A DNA test during pregnancy usually is carried out to determine the paternity of the child. Other reasons for a DNA test during pregnancy include testing for genetic diseases or abnormalities, and also to determine whether the child is a girl or a boy. The genetic material that is located in the cell nucleus and the mitochondria is called deoxyribonucleic acid or DNA. DNA provides important genetic information and about a person. DNA testing during pregnancy is called as prenatal DNA testing. This DNA test result is as conclusive as a standard paternity test as a baby’s DNA is set right from conception itself. While the result itself will not change the change is in the way the test is performed. A standard paternity test (DNA test) is usually carried out using samples from oral swabs while a prenatal DNA test is carried out on samples taken from the pregnant mother. There are two main types of DNA tests that are carried out in prenatal DNA testing: chorionic villus sampling and amniocentesis.

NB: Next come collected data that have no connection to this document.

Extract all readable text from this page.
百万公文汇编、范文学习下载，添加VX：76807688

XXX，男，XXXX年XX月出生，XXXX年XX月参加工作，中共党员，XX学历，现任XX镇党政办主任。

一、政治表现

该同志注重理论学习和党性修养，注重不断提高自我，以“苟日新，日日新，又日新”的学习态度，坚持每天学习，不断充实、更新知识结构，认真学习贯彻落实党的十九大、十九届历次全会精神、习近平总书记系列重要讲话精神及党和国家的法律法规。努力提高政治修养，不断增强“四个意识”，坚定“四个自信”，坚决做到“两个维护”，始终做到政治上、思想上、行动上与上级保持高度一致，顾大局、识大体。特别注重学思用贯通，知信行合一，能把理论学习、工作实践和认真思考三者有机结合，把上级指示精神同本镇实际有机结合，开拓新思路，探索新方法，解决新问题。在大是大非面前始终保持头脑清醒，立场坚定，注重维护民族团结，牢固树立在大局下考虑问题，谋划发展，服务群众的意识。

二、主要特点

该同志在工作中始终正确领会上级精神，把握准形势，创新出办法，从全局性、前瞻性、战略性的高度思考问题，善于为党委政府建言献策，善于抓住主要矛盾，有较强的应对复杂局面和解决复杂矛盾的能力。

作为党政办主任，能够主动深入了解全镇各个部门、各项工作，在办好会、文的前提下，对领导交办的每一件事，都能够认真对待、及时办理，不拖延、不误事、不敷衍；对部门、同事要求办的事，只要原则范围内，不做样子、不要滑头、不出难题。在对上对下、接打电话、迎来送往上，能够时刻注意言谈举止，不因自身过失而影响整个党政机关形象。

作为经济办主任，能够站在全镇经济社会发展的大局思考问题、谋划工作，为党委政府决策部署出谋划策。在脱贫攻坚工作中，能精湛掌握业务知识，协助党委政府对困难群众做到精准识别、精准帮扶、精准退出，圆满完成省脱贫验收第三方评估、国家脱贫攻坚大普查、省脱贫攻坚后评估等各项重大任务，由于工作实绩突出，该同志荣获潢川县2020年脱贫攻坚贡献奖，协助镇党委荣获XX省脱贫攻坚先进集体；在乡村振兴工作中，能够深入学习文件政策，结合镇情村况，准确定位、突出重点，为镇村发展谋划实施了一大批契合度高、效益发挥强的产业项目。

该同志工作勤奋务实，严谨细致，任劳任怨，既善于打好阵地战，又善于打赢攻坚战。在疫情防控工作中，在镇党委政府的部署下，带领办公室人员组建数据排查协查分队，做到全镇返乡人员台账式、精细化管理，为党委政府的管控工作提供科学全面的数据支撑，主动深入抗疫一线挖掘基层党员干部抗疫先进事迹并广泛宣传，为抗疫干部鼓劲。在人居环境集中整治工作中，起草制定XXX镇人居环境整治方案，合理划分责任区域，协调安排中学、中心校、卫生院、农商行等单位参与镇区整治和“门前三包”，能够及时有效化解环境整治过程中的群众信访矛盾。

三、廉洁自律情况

Amniocentesis: It is usually performed between the 12th and 21st week of pregnancy. It is a process where a sample of the amniotic fluid is taken from the expectant mother. An ultrasound is used while carrying out this test. The ultrasound is made use of to make a thin needle go safely into the mother’s uterus through the abdomen. This needle is used to draw out some amniotic fluid (fluid surrounding the womb) and this fluid is then tested. This kind of DNA testing during pregnancy carries certain risks like cramping, miscarriage, vaginal bleeding and also leaking of the amniotic fluid.

Chorionic Villus Sampling also abbreviated as CVS:  This is the other method of DNA testing at the time of pregnancy. This type of DNA test could be carried out between 10-13 weeks once the pregnancy has occurred. It is a process of obtaining cells from the surface of the placenta. An ultrasound is also used in this test to guide the tube thin or a needle right from the vagina and passing through the patient’s cervix to remove a sample of chronic villi. Chronic villi are small portions of tissue which are in the shape of fingers. This is normally seen on the walls of the uterus. Risks associated with this kind of DNA test include miscarriage and possible chances of defects in the child’s fingers or toes.

Keep in mind that a doctor’s approval is required for both of the above tests. If you are more than 24 weeks pregnant and undergo tests, the risk of damaging your baby is even higher. It is important to weight the pros and cons before having DNA tests during pregnancy.